Si è svolto questa mattina l’incontro di Papa Francesco con i vescovi della Conferenza Episcopale di Timor Est in visita “ad Limina Apostolorum”. Nel breve discorso loro rivolto il Pontefice ha sintetizzato in tre punti l’impegno pastorale che spetta ai presuli: essere “coscienza critica” della Nazione; annunciare “il Vangelo della misericordia” e diffondere “la Buona Novella di salvezza” anche nelle lingue locali.
Bergoglio ha constatato con piacere che l’isola asiatica conta oggi il 97% di popolazione battezzata, “frutti”, questi, – ha detto – dell’evangelizzazione avviata oltre 500 anni fa. Tuttavia, la piccola isola non è stata esente, negli ultimi anni, da alcune “dolorose sorprese”, come ad esempio il sanguinoso conflitto alla fine degli anni ’90. Proprio quest’ultimo ha avviato il processo per la costruzione di una nazione “libera, solidale e giusta per tutti”, il quale ha più volte indotto la Chiesa locale “a ricordare le basi necessarie di una società che intende essere degna dell’uomo e del suo destino trascendente”.
Ed è questa la strada verso la quale deve proseguire il lavoro dei vescovi: “Sono certo – ha affermato il Santo Padre – che voi, con i sacerdoti, continuerete a svolgere la funzione di coscienza critica della nazione, mantenendo a tal fine la dovuta indipendenza dal potere politico in una collaborazione equidistante che lasci ad esso la responsabilità di occuparsi del bene comune della società e di promuoverlo”.
Riguardo al secondo punto, Papa Francesco ha esortato i presuli a un “raddoppiato sforzo di evangelizzazione”. Innanzitutto, ha detto, “la Chiesa chiede alla società la libertà di annunciare il Vangelo in modo integrale, anche quando va controcorrente difendendo i valori che ha ricevuto e ai quali deve rimanere fedele”. Ha quindi incoraggiato i “cari fratelli” timorensi a non aver paura “di offrire questo contributo alla Chiesa per il bene di tutta la società”.
Il Vangelo, però, – ha rimarcato il Santo Padre – va annunciato con la lingua della “misericordia”, senza la quale “noi oggi abbiamo poche possibilità d’inserirci in un mondo di ‘feriti’, che ha bisogno di comprensione, di perdono, di amore”. Bisogna pertanto attuare quella “Rivoluzione della tenerezza” già prefigurata nelle pagine della Evangelii Gaudium.

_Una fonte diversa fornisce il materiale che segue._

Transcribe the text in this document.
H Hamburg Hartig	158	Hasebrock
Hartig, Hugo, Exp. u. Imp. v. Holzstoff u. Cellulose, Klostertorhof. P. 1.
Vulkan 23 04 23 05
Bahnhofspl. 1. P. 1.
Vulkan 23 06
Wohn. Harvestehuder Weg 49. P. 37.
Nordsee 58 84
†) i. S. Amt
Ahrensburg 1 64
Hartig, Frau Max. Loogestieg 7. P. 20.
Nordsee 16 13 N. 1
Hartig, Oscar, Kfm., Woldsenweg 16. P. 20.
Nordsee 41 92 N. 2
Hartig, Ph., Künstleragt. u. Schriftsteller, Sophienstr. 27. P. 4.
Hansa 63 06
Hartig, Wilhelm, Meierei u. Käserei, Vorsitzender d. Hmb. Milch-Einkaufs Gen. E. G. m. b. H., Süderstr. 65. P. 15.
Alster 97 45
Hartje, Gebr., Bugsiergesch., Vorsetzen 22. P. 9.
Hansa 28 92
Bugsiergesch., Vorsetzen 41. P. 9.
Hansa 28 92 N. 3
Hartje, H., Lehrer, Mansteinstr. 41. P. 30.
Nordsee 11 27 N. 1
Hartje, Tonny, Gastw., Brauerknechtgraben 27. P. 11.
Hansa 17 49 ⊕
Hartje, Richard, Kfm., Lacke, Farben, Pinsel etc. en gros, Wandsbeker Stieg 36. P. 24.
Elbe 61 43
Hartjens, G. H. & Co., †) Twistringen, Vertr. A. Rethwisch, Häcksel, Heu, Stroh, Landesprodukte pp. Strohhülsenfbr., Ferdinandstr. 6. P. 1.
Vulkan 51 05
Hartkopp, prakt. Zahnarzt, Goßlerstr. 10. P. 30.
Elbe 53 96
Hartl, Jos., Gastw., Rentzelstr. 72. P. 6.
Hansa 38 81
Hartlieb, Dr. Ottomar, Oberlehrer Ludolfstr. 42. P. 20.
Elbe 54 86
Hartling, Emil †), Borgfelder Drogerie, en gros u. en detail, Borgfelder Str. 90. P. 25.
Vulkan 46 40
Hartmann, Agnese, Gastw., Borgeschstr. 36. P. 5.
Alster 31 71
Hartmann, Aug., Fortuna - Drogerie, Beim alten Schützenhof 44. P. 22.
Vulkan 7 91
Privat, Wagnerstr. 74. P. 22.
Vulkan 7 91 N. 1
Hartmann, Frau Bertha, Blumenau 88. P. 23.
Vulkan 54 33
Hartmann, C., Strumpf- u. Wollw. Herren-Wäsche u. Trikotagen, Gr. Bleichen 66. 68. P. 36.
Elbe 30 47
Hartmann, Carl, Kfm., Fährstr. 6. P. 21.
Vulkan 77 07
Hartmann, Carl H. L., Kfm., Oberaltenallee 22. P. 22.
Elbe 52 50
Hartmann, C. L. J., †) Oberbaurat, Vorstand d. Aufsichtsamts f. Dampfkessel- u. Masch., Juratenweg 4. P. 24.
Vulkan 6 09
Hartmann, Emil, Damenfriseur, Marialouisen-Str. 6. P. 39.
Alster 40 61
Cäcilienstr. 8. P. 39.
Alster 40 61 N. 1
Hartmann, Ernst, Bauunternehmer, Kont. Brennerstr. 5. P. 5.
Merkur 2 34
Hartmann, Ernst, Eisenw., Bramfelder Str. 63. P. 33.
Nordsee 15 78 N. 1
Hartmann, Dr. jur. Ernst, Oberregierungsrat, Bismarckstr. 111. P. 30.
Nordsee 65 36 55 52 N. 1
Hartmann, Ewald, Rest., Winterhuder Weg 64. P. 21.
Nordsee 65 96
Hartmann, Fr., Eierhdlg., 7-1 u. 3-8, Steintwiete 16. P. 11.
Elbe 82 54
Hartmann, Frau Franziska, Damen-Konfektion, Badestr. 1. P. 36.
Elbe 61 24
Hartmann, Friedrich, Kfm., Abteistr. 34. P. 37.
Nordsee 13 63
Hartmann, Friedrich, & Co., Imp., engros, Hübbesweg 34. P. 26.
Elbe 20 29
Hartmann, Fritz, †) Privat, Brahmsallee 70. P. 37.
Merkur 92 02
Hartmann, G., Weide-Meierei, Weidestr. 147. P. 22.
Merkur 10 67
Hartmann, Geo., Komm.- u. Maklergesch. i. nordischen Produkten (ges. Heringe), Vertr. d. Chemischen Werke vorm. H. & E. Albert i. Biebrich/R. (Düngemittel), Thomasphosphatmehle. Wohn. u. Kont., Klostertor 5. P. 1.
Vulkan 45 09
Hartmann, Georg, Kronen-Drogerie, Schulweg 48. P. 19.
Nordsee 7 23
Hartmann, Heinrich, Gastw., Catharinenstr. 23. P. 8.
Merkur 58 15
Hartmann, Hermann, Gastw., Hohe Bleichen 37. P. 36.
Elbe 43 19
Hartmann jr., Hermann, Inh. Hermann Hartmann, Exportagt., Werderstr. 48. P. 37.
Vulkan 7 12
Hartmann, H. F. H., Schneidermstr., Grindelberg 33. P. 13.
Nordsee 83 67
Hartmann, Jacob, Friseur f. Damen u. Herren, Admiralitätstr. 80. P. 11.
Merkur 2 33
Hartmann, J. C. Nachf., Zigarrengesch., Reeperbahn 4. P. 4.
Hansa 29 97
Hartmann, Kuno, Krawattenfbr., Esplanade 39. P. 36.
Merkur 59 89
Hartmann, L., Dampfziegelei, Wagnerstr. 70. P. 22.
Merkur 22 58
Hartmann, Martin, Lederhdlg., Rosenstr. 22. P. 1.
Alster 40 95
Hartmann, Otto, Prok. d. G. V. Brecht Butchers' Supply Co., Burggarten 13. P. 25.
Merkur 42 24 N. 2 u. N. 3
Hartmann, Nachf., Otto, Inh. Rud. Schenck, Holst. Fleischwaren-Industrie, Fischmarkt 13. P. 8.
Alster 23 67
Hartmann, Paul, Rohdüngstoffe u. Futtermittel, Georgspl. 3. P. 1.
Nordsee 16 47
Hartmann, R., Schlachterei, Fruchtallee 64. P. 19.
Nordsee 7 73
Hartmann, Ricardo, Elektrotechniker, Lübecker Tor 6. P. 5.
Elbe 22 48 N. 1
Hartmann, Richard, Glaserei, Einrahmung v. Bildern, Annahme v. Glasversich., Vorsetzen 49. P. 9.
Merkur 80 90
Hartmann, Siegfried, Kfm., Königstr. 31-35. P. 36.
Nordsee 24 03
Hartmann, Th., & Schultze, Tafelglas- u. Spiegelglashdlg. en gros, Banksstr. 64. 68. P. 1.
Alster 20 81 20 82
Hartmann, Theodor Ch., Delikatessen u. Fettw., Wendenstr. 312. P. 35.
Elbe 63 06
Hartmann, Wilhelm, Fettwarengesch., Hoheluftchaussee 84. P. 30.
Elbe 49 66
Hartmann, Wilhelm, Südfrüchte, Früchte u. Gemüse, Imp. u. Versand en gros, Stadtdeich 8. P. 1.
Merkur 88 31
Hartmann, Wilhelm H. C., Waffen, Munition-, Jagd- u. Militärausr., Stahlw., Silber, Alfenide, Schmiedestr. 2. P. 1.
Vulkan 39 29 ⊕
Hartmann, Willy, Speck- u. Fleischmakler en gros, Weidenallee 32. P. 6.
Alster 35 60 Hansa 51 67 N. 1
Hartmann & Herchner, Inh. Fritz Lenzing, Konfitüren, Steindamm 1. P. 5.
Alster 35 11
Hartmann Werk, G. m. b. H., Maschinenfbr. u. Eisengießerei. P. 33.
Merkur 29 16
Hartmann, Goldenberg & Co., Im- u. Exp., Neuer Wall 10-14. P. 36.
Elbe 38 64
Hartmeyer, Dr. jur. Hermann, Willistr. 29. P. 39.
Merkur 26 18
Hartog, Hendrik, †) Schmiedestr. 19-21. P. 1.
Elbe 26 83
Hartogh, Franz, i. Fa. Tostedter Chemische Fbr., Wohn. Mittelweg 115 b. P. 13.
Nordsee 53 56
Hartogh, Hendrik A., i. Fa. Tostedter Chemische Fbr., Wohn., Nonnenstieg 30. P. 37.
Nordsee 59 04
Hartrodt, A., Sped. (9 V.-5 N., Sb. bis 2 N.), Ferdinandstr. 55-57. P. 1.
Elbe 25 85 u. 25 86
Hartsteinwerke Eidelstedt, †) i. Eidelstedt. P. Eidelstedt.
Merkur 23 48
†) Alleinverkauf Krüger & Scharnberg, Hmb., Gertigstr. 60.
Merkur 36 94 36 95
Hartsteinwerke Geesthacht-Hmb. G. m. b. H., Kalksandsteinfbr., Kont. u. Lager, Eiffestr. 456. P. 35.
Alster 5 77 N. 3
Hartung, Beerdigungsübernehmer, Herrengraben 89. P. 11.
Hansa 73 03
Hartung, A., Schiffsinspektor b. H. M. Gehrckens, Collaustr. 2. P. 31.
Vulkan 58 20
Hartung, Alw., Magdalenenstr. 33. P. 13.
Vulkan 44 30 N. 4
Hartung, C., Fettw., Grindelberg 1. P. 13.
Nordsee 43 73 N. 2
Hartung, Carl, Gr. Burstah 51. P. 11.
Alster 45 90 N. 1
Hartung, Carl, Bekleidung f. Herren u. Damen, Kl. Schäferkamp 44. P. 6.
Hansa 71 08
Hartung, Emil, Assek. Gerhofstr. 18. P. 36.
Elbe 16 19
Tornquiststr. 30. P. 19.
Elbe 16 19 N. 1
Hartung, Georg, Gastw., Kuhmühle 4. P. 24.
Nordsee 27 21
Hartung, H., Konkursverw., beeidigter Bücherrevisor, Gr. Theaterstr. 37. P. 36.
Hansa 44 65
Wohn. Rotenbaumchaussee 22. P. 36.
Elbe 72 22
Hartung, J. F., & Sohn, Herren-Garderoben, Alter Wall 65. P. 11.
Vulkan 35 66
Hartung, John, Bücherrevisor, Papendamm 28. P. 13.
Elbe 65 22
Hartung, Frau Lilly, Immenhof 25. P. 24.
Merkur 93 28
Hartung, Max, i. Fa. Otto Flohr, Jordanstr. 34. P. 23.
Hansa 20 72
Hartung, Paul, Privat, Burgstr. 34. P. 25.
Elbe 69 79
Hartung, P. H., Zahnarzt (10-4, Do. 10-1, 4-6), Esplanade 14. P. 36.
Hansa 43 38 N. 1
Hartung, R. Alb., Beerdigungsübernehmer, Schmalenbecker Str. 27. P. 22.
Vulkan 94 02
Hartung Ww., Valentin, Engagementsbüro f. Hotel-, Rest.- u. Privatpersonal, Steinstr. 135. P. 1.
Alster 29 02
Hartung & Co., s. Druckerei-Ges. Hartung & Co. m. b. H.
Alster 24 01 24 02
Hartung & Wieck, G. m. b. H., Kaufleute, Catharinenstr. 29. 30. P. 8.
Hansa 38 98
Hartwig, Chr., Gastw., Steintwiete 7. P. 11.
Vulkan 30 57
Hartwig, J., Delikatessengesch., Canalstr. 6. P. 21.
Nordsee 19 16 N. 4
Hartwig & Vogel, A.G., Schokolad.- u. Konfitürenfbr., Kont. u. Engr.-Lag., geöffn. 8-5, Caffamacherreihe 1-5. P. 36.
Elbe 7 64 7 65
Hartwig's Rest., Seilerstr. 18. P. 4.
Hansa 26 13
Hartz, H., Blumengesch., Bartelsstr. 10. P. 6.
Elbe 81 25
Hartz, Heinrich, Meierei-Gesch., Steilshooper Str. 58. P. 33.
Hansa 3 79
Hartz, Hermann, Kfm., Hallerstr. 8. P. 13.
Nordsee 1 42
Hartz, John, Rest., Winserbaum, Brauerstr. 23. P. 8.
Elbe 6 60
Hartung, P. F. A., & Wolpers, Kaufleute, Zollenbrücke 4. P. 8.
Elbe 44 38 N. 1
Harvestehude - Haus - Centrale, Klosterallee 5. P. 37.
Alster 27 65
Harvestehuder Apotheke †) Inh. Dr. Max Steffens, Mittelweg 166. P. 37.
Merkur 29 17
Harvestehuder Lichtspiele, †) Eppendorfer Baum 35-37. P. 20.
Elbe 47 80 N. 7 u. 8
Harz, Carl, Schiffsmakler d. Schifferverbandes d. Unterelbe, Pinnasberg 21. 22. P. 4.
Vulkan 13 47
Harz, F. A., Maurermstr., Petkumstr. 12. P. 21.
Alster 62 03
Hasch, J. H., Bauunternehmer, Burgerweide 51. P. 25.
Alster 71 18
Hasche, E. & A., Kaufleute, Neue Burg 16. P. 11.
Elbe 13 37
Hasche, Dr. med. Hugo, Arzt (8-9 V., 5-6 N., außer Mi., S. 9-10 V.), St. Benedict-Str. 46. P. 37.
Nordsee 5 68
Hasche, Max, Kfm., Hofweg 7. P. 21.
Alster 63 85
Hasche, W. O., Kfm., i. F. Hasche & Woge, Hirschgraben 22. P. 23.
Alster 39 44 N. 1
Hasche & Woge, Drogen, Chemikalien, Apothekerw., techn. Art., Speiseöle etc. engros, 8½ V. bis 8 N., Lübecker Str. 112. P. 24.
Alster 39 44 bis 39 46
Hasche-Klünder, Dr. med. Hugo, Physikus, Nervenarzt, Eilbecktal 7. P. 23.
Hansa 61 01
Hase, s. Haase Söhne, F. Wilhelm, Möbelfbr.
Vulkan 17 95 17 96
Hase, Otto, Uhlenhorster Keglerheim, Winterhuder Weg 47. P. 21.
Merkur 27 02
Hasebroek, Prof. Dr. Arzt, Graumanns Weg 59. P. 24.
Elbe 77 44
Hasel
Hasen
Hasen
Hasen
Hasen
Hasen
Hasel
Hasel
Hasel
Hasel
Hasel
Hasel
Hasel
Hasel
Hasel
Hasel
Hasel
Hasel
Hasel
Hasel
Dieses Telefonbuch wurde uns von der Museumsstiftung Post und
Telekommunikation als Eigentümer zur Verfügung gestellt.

In tal direzione – ha spiegato Bergoglio – è necessaria anche una “solida formazione” per sacerdoti, religiosi e laici. Ciò non significa che “si pretende un’evangelizzazione realizzata solo da agenti qualificati”, ha chiarito, perché “se uno ha realmente fatto esperienza dell’amore di Dio che lo salva, non ha bisogno di molto tempo di preparazione per andare ad annunciarlo, non può attendere che gli vengano impartite molte lezioni o lunghe istruzioni”. Ogni cristiano è infatti “missionario” nella misura in cui “si è incontrato con l’amore di Dio in Cristo Gesù”, e “in tutti i battezzati – dal primo all’ultimo – agisce lo Spirito che porta a evangelizzare”.
Un’altra necessità è poi quella “di evangelizzare le culture per inculturare il Vangelo”, ha sottolineato il Santo Padre. “Se, nei vari contesti culturali di Timor Est, la fede e l’evangelizzazione non sono capaci di dire Dio, di annunciare la vittoria di Cristo sul dramma della condizione umana, di aprire spazi per lo Spirito rinnovatore, è perché non sono sufficientemente vive nei fedeli cristiani, che hanno bisogno di un cammino di formazione e di maturazione”, ha spiegato.
Tutto ciò comporta “una serie di sfide per permettere una più facile comprensione della Parola di Dio e una migliore ricezione dei Sacramenti”. Sfide – ha precisato il Papa – non minacce, nel senso che “la coscienza missionaria oggi presuppone che si possiedano il valore umile del dialogo e la convinzione ferma di presentare una proposta di pienezza umana nel nostro contesto culturale”.
“Un triplice fronte” attende quindi il vescovo di Timor Est, che “deve indicare la via al suo popolo, deve mantenerlo unito e neutralizzare le fughe disordinate e fare in modo che nessuno arrivi tardi o si smarrisca…”. L’auspicio finale del Vescovo di Roma è dunque che i presuli possano essere “uomini capaci di sostenere, con amore e pazienza, i passi di Dio nel suo popolo”, valorizzando “tutto ciò che lo mantiene unito”, “mettendo in guardia contro eventuali pericoli”, ma soprattutto “facendo crescere la speranza: che ci siano sole e luce nei cuori!”.